7.       Gelelim Tarihi coğrafyamıza… Bizler, Anadolu’nun yerli medeniyetlerinin de temsilcileriyiz. Anadolu’da kesintisiz devam eden kültürel etkileşim ve kaynaşma sonucu, tarihi coğrafyamızdan kaynaklanan kültürel unsurların temsilcileri Anadolu Türklerinin ta kendisidir. Mesela, Anadolu coğrafyasında yaşamış, Anadolu’nun yerli halkı diyebileceğimiz Luwilerin bugün kullanılmayan dillerinin yegane mirasçısı Türkçedir. Anadolu coğrafyasındaki Luwi dilinden kaynaklanan yer adlarının büyük bölümü Türkler tarafından Türkçenin ses sistemine uygun hale getirilerek Türkçeleştirilmiştir. Kültür ve medeniyet olarak Hititlerden, Asurlardan gelen kültürel yapının Türkler tarafından devam ettirildiğini görürsünüz. Bir müzeye gidin ve çanak çömlek işlerine bir bakın. Bugün Anadolu’da aynı medeniyetin Türkler tarafından devam ettirildiğine şahit olursunuz.
8.       Öyleyse Anadolu topraklarının gerçek mirasçıları biziz. Bizden başka hiçbir topluluk bu konuda bir hak iddia etme yetkisine sahip değildir.
9.       Almanların, Fransızların, İngilizlerin ataları Türkler dahi çıksa emin olun umurumda bile olmazdı zaten.
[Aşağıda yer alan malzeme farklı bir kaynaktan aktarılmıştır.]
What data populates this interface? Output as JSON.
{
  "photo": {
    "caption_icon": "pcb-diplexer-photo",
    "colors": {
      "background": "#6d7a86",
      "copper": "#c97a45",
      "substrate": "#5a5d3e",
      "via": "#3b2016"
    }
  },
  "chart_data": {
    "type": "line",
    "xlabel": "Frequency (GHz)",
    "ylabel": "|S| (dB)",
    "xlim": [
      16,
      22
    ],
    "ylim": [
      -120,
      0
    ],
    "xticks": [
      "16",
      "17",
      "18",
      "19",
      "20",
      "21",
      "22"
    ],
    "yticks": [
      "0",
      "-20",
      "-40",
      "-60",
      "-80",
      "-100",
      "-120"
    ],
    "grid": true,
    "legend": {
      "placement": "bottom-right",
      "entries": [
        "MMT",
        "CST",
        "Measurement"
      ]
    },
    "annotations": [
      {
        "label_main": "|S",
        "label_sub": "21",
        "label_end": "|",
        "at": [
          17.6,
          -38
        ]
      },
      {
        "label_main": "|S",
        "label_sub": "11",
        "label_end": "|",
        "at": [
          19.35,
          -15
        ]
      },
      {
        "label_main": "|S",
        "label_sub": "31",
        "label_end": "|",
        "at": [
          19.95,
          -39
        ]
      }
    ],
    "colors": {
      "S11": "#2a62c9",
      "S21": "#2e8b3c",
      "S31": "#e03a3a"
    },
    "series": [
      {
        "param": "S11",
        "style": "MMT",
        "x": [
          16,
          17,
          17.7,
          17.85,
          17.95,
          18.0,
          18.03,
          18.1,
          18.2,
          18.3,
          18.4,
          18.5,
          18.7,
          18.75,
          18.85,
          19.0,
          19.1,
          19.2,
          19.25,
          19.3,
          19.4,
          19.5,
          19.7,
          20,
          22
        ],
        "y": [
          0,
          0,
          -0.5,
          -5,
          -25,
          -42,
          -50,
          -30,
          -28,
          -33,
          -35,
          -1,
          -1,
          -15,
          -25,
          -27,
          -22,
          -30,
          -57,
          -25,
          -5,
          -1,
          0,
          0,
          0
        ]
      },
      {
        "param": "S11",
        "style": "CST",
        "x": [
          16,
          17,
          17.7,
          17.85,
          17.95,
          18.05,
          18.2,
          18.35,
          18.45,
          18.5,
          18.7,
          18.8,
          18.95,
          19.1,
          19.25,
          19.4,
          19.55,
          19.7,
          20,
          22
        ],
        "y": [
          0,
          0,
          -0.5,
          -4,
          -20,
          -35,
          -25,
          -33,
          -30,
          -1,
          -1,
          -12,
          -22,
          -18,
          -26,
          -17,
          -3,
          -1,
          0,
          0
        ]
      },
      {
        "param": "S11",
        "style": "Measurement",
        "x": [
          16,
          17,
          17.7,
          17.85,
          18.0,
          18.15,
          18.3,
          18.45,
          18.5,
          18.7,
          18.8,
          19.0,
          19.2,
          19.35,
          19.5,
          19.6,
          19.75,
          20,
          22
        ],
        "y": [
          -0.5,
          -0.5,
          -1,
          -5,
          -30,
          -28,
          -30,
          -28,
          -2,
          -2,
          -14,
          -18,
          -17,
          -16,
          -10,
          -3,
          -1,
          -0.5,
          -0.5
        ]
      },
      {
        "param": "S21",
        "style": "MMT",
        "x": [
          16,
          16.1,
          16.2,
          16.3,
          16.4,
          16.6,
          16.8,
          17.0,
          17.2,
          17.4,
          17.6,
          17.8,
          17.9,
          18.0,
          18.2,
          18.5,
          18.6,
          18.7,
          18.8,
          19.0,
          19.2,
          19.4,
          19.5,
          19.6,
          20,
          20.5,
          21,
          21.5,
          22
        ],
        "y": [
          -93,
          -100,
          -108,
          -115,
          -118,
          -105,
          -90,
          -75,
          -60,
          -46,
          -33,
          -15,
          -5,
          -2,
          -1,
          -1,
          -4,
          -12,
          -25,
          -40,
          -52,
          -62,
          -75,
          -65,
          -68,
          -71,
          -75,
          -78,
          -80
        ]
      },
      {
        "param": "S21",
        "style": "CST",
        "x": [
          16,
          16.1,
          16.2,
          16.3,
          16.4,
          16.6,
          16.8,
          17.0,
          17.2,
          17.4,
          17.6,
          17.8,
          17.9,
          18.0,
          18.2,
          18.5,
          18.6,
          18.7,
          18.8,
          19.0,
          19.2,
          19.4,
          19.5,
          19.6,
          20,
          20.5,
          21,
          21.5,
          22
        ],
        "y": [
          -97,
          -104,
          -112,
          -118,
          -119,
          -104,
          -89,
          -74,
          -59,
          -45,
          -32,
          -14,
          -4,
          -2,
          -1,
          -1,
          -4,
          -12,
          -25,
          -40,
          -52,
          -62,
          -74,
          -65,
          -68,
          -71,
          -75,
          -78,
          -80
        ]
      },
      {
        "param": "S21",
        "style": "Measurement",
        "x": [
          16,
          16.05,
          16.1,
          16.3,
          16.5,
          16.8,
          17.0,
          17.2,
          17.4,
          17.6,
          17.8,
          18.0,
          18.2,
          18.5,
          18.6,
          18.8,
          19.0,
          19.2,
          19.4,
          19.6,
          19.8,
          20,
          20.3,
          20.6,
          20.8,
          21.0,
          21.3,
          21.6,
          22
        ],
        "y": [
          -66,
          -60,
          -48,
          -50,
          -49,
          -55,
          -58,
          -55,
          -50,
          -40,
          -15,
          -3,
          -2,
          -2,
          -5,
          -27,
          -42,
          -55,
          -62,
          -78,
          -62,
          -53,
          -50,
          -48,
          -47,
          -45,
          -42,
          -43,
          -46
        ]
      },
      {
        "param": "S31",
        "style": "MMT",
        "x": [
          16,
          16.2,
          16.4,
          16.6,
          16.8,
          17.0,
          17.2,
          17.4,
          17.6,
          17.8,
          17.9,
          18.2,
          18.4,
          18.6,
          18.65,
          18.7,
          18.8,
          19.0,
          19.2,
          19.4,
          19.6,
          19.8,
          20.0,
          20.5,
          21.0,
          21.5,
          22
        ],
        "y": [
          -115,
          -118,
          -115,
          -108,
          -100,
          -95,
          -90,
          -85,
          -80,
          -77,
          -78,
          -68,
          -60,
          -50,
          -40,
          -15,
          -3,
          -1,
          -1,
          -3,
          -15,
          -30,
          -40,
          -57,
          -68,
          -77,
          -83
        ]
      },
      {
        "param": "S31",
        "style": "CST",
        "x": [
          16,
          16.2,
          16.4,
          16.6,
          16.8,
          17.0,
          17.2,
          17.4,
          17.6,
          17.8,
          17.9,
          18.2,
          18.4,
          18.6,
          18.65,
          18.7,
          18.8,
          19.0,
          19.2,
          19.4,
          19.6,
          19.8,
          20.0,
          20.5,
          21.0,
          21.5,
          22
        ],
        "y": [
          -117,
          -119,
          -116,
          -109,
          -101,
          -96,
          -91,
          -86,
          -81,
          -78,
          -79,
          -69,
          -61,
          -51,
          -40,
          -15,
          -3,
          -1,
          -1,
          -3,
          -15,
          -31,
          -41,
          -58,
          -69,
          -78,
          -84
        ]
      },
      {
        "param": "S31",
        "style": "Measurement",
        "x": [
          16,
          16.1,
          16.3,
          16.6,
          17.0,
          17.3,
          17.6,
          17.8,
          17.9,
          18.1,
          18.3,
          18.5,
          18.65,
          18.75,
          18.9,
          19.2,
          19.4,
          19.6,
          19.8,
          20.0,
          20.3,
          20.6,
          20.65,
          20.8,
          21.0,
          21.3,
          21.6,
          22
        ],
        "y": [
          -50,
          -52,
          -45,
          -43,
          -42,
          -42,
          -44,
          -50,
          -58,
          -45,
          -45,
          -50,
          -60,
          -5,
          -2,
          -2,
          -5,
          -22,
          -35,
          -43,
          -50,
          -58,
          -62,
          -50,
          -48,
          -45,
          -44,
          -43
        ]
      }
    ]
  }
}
Çünkü, Ziya Gökalp, Türk Milletini tarif ederken kültürel bir unsur olarak tarif eder. Bu tanımlamada ırk bahsi değil, kültür bahsi öne çıkar. Bugün bütün çağdaş dünyada milletler böyle tarif edilmektedir. Çünkü, kim nereden göçtü, hangi coğrafyadan geldi bahsi, insanlık tarihi açısından içinden çıkılamayacak durumdadır. Birbiriyle kaynaşan bunca millet var. Böyle olmasa tarihte adı geçen onca halk yok olup gitmedi ya…  Dünya üzerinde 4 bin dilin varlığından bahsediliyor ama bu dillerin çoğu yok olmuş diller. Diller yok oldu ama halklar, insanlar yok olmadı. Başka milletlerle bir araya gelip kaynaştılar.
10.   Sonuç şudur: Anadolu, bizim vatanımızdır. Anadolu’daki kültürel mirasın birinci derece varisi her zaman bizleriz. Bu tarihi bir gerçektir.